A worthy tribe

American society is pulsating with Jewish life, culture and scholarship.

The ornate interior of a Tunisian synagogue in Acre boasts upholstered seating and ample space in the women’s section. (photo credit: ADVA NAAMA BARAM)
The ornate interior of a Tunisian synagogue in Acre boasts upholstered seating and ample space in the women’s section.
(photo credit: ADVA NAAMA BARAM)
Leading Israelis, quite properly, have been paying increased attention to recognizing the importance of Mizrahi (Sephardi) music, poetry, culture and overall contributions to Jewish life. Both the Education Ministry and Culture and Sports Ministry have created new committees and prizes to stress the significances of Mizrahi contributions to all aspects of Israeli life, and to Jewish life throughout the world.

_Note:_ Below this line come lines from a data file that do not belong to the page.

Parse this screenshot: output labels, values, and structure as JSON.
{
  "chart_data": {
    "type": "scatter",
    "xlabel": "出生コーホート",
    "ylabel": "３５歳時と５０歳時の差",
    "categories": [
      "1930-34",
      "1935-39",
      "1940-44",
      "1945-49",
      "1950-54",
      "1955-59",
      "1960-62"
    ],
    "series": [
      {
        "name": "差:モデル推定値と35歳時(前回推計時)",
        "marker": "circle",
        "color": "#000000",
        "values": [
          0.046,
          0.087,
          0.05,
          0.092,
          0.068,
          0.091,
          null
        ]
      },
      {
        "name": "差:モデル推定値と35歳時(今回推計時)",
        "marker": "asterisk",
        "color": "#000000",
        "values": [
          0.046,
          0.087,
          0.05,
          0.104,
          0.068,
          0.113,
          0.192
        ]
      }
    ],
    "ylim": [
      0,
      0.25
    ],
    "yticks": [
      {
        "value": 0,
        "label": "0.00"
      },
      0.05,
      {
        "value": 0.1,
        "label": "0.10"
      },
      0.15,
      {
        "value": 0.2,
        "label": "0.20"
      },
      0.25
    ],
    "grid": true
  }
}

All of this is wonderful – and surely deserved. But think for a moment about another community, ironically generally Ashkenazi, that has also for years been subject to neglect and even scorn. I refer to American Jews, half the Jewish population of the world.
American society is pulsating with Jewish life, culture and scholarship.

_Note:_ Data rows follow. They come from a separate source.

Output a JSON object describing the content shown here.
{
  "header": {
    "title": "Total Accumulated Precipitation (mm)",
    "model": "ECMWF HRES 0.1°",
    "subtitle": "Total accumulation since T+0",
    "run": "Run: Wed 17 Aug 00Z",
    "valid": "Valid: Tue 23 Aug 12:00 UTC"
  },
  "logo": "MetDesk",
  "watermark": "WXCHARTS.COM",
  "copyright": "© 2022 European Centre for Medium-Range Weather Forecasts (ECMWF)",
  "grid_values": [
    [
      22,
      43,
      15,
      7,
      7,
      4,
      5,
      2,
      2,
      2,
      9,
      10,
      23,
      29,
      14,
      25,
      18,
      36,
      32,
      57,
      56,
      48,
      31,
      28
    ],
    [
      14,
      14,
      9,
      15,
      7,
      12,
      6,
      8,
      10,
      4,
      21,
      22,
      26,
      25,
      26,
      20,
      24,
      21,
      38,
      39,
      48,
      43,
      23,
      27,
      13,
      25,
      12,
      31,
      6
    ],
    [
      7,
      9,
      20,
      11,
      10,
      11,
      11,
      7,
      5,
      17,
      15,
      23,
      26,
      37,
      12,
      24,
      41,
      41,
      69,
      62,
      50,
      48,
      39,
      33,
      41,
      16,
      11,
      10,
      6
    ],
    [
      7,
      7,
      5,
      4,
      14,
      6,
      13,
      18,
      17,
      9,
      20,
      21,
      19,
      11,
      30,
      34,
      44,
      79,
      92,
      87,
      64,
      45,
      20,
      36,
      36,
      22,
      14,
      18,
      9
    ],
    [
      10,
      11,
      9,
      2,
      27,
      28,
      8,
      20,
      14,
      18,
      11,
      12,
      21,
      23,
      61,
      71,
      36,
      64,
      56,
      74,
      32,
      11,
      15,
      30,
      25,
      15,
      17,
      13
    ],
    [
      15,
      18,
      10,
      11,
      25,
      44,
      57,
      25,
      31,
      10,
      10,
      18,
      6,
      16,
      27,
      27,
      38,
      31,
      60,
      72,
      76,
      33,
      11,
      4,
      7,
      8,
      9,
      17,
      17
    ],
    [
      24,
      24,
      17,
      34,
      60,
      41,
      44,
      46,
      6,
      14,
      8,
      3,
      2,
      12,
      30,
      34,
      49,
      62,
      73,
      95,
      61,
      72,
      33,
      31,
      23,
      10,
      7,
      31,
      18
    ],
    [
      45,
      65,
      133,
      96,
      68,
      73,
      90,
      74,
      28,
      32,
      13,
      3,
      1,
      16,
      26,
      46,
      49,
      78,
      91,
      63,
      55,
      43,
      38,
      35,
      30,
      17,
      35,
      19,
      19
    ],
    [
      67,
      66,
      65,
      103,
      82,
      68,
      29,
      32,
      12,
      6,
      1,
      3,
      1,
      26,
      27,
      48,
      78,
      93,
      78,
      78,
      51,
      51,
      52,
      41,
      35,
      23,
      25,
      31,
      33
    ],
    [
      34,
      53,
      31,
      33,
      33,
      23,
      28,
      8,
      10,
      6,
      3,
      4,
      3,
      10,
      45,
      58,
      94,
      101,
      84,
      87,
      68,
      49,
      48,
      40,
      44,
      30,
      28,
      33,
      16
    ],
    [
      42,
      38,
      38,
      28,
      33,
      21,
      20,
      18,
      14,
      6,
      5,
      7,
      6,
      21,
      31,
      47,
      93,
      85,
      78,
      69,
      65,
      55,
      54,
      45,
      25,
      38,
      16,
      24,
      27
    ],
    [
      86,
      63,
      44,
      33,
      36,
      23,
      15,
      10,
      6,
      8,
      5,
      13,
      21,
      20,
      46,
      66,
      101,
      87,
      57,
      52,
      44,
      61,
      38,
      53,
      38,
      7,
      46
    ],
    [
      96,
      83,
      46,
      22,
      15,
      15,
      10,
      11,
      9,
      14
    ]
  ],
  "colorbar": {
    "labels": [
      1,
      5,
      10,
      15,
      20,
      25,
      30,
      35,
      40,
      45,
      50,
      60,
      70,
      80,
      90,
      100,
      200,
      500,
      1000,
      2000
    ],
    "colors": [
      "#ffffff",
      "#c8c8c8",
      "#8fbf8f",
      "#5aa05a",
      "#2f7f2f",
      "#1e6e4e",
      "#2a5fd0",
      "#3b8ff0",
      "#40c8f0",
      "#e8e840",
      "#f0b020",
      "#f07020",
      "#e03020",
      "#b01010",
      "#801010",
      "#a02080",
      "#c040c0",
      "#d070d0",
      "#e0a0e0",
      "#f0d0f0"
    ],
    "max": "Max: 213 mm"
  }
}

Yet Israeli government ministers, with impunity, refer to large numbers of American Jews as clowns or dogs. And what happens then (if anything)? Perhaps an exceedingly gentle slap on the wrist. Can you imagine what would happen if the same government officials made the same comments about Mizrahi Jews? Are American Jews, largely Conservative and Reform and historically so supportive of the State of Israel, the only ones upon whom it is permitted for Israeli officials to heap abuse and disdain? What a wonderful Jewish history there is in America. Jews first arrived in America after the expulsion from Spain, but the largest movement occurred between 1880 to 1935. Two million Jews (yes, two million) emigrated from Europe to the US. That is the largest wave of immigration in Jewish history. For the sake of comparison, in exactly the same years, the first to fifth aliyot (waves of immigration based on the Zionist ideal) arrived in Palestine; altogether, they numbered 300,000 (and a considerable number of them went back to their land of origin). Our Israeli education system, quite rightly, taught us about the individual characteristics of each and every one of these five waves of immigration. That is how these mass movements became legendary.

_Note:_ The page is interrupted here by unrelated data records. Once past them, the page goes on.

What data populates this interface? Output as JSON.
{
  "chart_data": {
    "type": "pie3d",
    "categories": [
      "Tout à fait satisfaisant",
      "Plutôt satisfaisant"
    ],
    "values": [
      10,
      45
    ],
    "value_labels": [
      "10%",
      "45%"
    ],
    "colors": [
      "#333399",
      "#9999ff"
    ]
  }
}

But that same education system patronizingly largely ignored the “mass aliya” and grouped all the Mizrahi Jews together under one wave of immigration. Today, therefore, the promotion of Mizrahi Jewish culture to a distinguished place in the educational syllabus is truly the correction of an historical wrong.
But has the cultural heritage of only one diaspora been ignored? While most American Jews remained in America, Masorti and Reform Jews are no longer an insignificant minority in Israel. More than seven percent of Israeli Jews today describe themselves as Masorti and Reform (about the same number as call themselves Haredi). Polls clearly show that a majority of Israelis want to see government recognition of Masorti and Reform and acceptance of their rabbis, conversions and marriages.
If Israel is, indeed, the national homeland of the Jewish people, can half the Jews in the world be ignored? Why is it more legitimate to be excited about a Tunisian hymn that has been lost, and then found, than to remember fondly the grace after meals from Camp Ramah or the tunes of the wonderful singer Debbie Friedman, a cantor on whose tunes half the Jewish people grew up? Why are the moderate, learned judgements of Mizrahi rabbis worthy of investment, and not the egalitarian religious revolution which enabled women to become rabbis, and has changed the Jewish people for generations? This is no accident. This is an intentional cultural rejection of half of the Jewish people, simply because in North America there grew a form of non-Orthodox Judaism that is both religiously committed and liberal; a form of Judaism that, heaven forbid, has proven that there is more than one way to be a Jew.
And what have we missed? Goodness, so very much. Rich, Jewish culture, with music, instructive literature, amazing rabbinical judgements, revolutionary attitudes toward religion, which have written a significant chapter in the dialogue between man and God (and at the same time saved the Jewish people from assimilation); but, most of all, we have missed the substance of the State of the Jews. The national home of a people is a place that knows, that must know how to respect and to appreciate the culture, the customs and the heritage of all Jews.
Otherwise it is not a national home.
Yes, the “American Jewish Community” is also a worthy ethnic group.
It might sound funny, but it most assuredly is not.
The author is the executive director of the Masorti movement.